This note briefly discusses the book-tax difference in the treatment of restructuring costs.  As a general rule, these costs must be expensed for book purposes, often times appearing in separate line items in income statements of entities reporting under ASC Topic 852.  However, for U.S. federal income tax purposes, many of these costs are not currently tax deductible, but must be capitalized and recoverable only in the case of future events, or, alternatively, never tax deductible.  The tax rules governing these costs are summarized as follows:

  1. Legal, financial advisor, and other related (banking, valuation, etc.) costs are generally viewed on a “with/without” basis.
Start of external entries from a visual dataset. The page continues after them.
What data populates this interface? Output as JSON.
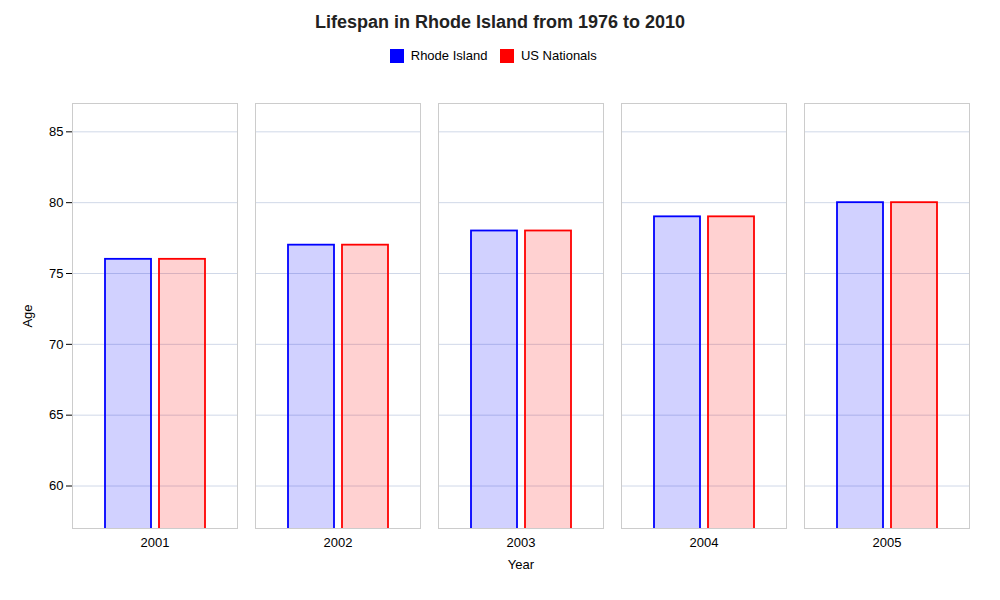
{
  "chart_data": {
    "type": "bar",
    "title": "Lifespan in Rhode Island from 1976 to 2010",
    "xlabel": "Year",
    "ylabel": "Age",
    "categories": [
      "2001",
      "2002",
      "2003",
      "2004",
      "2005"
    ],
    "series": [
      {
        "name": "Rhode Island",
        "color": "#0000ff",
        "values": [
          76.0,
          77.0,
          78.0,
          79.0,
          80.0
        ]
      },
      {
        "name": "US Nationals",
        "color": "#ff0000",
        "values": [
          76.0,
          77.0,
          78.0,
          79.0,
          80.0
        ]
      }
    ],
    "ylim": [
      57,
      87
    ],
    "yticks": [
      60,
      65,
      70,
      75,
      80,
      85
    ],
    "grid": true,
    "legend": "top"
  }
}
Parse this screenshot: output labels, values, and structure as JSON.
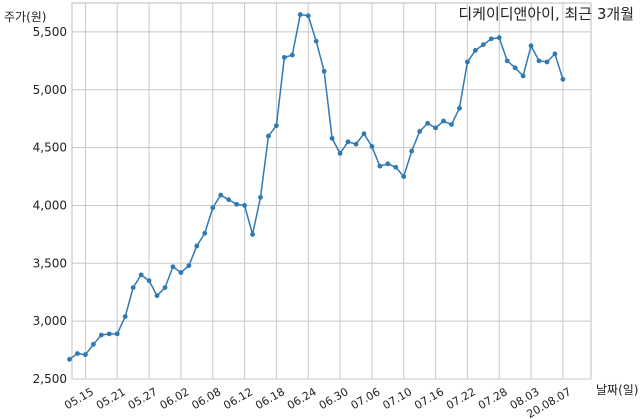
{
  "chart_data": {
    "type": "line",
    "title": "디케이디앤아이, 최근 3개월",
    "ylabel": "주가(원)",
    "xlabel": "날짜(일)",
    "ylim": [
      2500,
      5750
    ],
    "y_ticks": [
      2500,
      3000,
      3500,
      4000,
      4500,
      5000,
      5500
    ],
    "y_tick_labels": [
      "2,500",
      "3,000",
      "3,500",
      "4,000",
      "4,500",
      "5,000",
      "5,500"
    ],
    "x_tick_labels": [
      "05.15",
      "05.21",
      "05.27",
      "06.02",
      "06.08",
      "06.12",
      "06.18",
      "06.24",
      "06.30",
      "07.06",
      "07.10",
      "07.16",
      "07.22",
      "07.28",
      "08.03",
      "20.08.07"
    ],
    "x_tick_indices": [
      2,
      6,
      10,
      14,
      18,
      22,
      26,
      30,
      34,
      38,
      42,
      46,
      50,
      54,
      58,
      62
    ],
    "grid": true,
    "line_color": "#2f7ab5",
    "series": [
      {
        "values": [
          2670,
          2720,
          2710,
          2800,
          2880,
          2890,
          2890,
          3040,
          3290,
          3400,
          3350,
          3220,
          3290,
          3470,
          3420,
          3480,
          3650,
          3760,
          3980,
          4090,
          4050,
          4010,
          4000,
          3750,
          4070,
          4600,
          4690,
          5280,
          5300,
          5650,
          5640,
          5420,
          5160,
          4580,
          4450,
          4550,
          4530,
          4620,
          4510,
          4340,
          4360,
          4330,
          4250,
          4470,
          4640,
          4710,
          4670,
          4730,
          4700,
          4840,
          5240,
          5340,
          5390,
          5440,
          5450,
          5250,
          5190,
          5120,
          5380,
          5250,
          5240,
          5310,
          5090
        ]
      }
    ]
  }
}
Thus, one must look to whether the costs would have been incurred outside of the restructuring, and if so, would they be deductible under the circumstances.
    1. Normal business operating costs, if deductible outside of a restructuring environment, are unchanged by the fact that restructuring efforts (whether court supervised or not) are underway.
  2. Costs incurred for filing and administrating a bankruptcy petition under Chapter 11 of Title 11, USC, are not deductible.
    1. However, a major exception set out in the regulations involves fees and costs incurred to resolve tort liabilities associated with the restructuring are allowable. So, if there is an ongoing dispute over, say, a personal injury claim on a production platform, one could see those costs being allowable as current deductions for income tax purposes if otherwise deductible.
  3. Pre-filing costs fall into a similar analysis of whether the costs led to a “reorganization” of the taxpayer entity, under the traditional M&A acquisition/disposition of entities or properties, capital raising, and debt renegotiation.

See Treas. Reg. Section 1.263(a)-5 for additional guidance. For financial reporting purposes (in a tax provision calculation), these costs typically are added back to pre-tax income as current period (discrete) permanent differences. However, to the extent these costs can be capitalized into the tax basis of a wasting asset (recoverable through future cost recovery deductions), they would appear as an unfavorable temporary difference for the period incurred, similar to transaction costs incurred to acquire assets in a taxable exchange treated as a purchase of a business for book purposes.

While the effect of this unfavorable permanent difference may not be readily apparent to external readers of financial statements for entities with a current Valuation Allowance (since no net income tax benefit is recorded), if not accurately measured, this issue has the effect of overstating the net operating loss (NOL) generated during the period. Consequently, there will be an inaccurate determination of that deferred tax attribute (NOL carryover) which could lead to miss-stated post-restructuring tax attributes surviving execution of the Plan of Reorganization.